调度器这种东西,不测试基本等于没写完。因为它的问题常常不是“编译不过”,而是“并发时偶尔出错”“关闭时少收一个结果”“失败任务吞了没报”。
这些毛病光靠肉眼看代码不一定能看全,测试必须补上。

Step 6: Put It All Together
步骤 6:把系统真正跑起来

Here’s the main() that demonstrates the full system:
最后用一个完整的 main() 把整个系统串起来:

fn main() {
    let scheduler = Scheduler::<String>::new(4);

    // Submit tasks with varying workloads
    for i in 0..20 {
        let item = WorkItem::new(
            format!("compute-{i}"),
            move || {
                // Simulate work
                std::thread::sleep(std::time::Duration::from_millis(10));
                if i % 7 == 0 {
                    Err(format!("task {i} hit a simulated error"))
                } else {
                    Ok(format!("task {i} completed with value {}", i * i))
                }
            },
        );
        // NOTE: .unwrap() is used for brevity — handle SendError in production.
        scheduler.submit(item).unwrap();
    }

    println!("All tasks submitted.
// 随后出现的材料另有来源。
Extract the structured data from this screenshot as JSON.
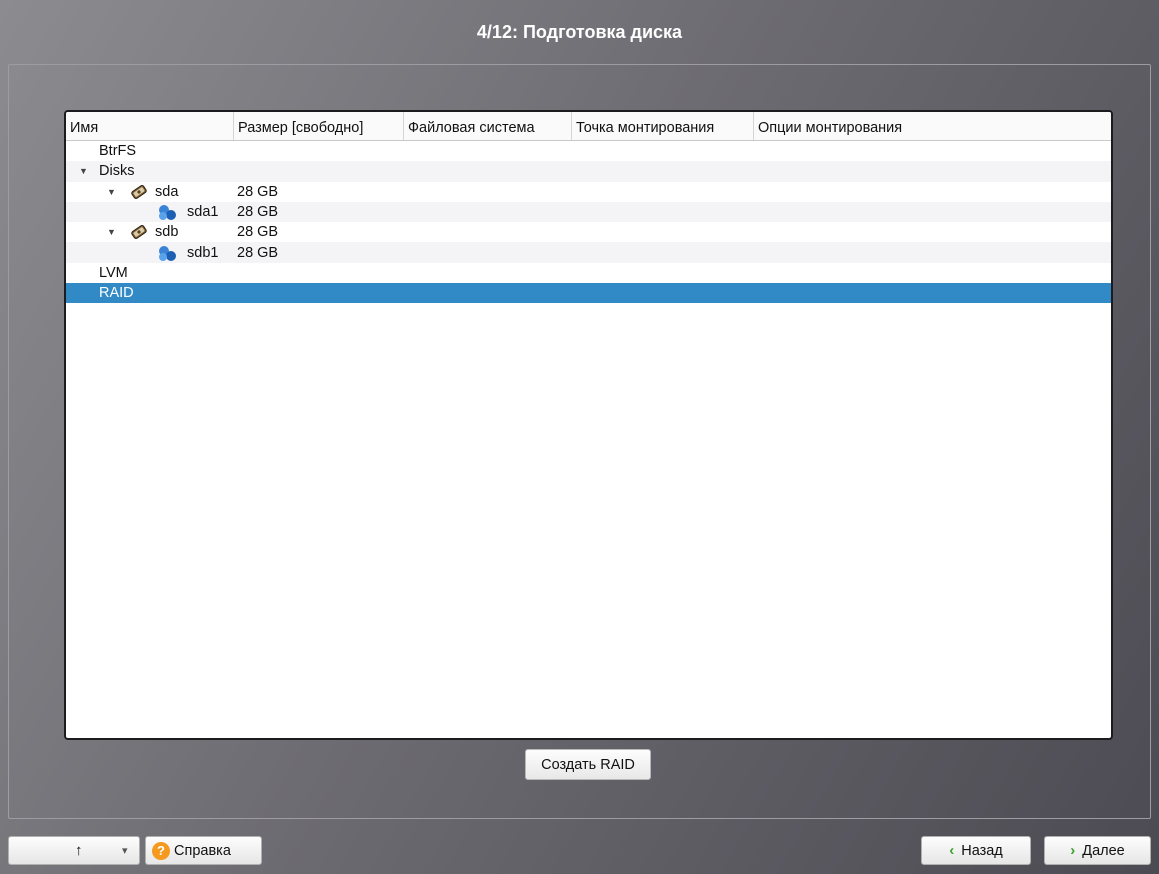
{
  "window": {
    "title": "4/12: Подготовка диска"
  },
  "table": {
    "columns": [
      "Имя",
      "Размер [свободно]",
      "Файловая система",
      "Точка монтирования",
      "Опции монтирования"
    ],
    "rows": [
      {
        "name": "BtrFS",
        "size": ""
      },
      {
        "name": "Disks",
        "size": "",
        "expander": "▼"
      },
      {
        "name": "sda",
        "size": "28 GB",
        "expander": "▼",
        "icon": "hard-disk-icon"
      },
      {
        "name": "sda1",
        "size": "28 GB",
        "icon": "partition-icon"
      },
      {
        "name": "sdb",
        "size": "28 GB",
        "expander": "▼",
        "icon": "hard-disk-icon"
      },
      {
        "name": "sdb1",
        "size": "28 GB",
        "icon": "partition-icon"
      },
      {
        "name": "LVM",
        "size": ""
      },
      {
        "name": "RAID",
        "size": "",
        "selected": true
      }
    ]
  },
  "actions": {
    "create_raid": "Создать RAID"
  },
  "footer": {
    "up_arrow": "↑",
    "dropdown_arrow": "▾",
    "help_icon_glyph": "?",
    "help": "Справка",
    "back_glyph": "‹",
    "back": "Назад",
    "next_glyph": "›",
    "next": "Далее"
  },
  "colors": {
    "selection": "#3189c6",
    "help_icon": "#f59a1e",
    "nav_arrow": "#3aa12e"
  }
}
Shutting down...");
    let results = scheduler.shutdown();

    let (ok, err): (Vec<_>, Vec<_>) = results.iter()
        .partition(|r| r.outcome.is_ok());

    println!("\n✅ Succeeded: {}", ok.len());
    for r in &ok {
        println!("  {} → {}", r.name, r.outcome.as_ref().unwrap());
    }

    println!("\n❌ Failed: {}", err.len());
    for r in &err {
        println!("  {} → {}", r.name, r.outcome.as_ref().unwrap_err());
    }
}

这段 main() 的意义,不只是演示“能跑”,而是把调度器从类型设计、任务投递、并发执行到结果分类全走一遍。
做到这一步,这个项目就已经不是课堂玩具了,而是一套很像真实系统骨架的并发组件。

Evaluation Criteria
评估标准

Criterion
维度
Target
目标
Type safety
类型安全
Invalid state transitions don’t compile
非法状态转换不能通过编译
Concurrency
并发性
Workers run in parallel, no data races
worker 能并行工作,且没有数据竞争
Error handling
错误处理
All failures captured in TaskResult, no panics
所有失败都能落进 TaskResult,不能靠 panic 糊弄
Testing
测试
At least 3 tests; bonus for proptest
至少 3 条测试;用了 proptest 更好
Code organization
代码组织
Clean module structure, public API uses validated types
模块结构清晰,公开 API 使用校验过的类型
Documentation
文档
Key types have doc comments explaining invariants
关键类型有说明不变量的文档注释

Extension Ideas
扩展方向

Once the basic scheduler works, try these enhancements:
基础调度器跑起来之后,可以继续挑战下面这些增强项:

  1. Priority queue: Add a Priority newtype (1–10) and process higher-priority tasks first
    1. 优先级队列:加一个 Priority newtype,让高优先级任务先执行。
  2. Retry policy: Failed tasks retry up to N times before being marked permanently failed
    2. 重试策略:失败任务最多重试 N 次,再标记为最终失败。
  3. Cancellation: Add a cancel(TaskId) method that removes pending tasks
    3. 取消机制:增加 cancel(TaskId),把还没执行的任务移出队列。
  4. Async version: Port to tokio::spawn with tokio::sync::mpsc channels (Ch 15)
    4. 异步版本:迁移到 tokio::spawntokio::sync::mpsc
  5. Metrics: Track per-worker task counts, average execution time, and failure rates
    5. 指标统计:记录每个 worker 的任务数、平均耗时和失败率。

这一章本质上就是整本书的收官练兵。泛型、状态机、并发通信、错误模型、测试和 API 设计,全都得一起上。
能把这个项目做顺,前面那些模式就算是真进脑子里了,而不是只停留在看例子时觉得“好像懂了”。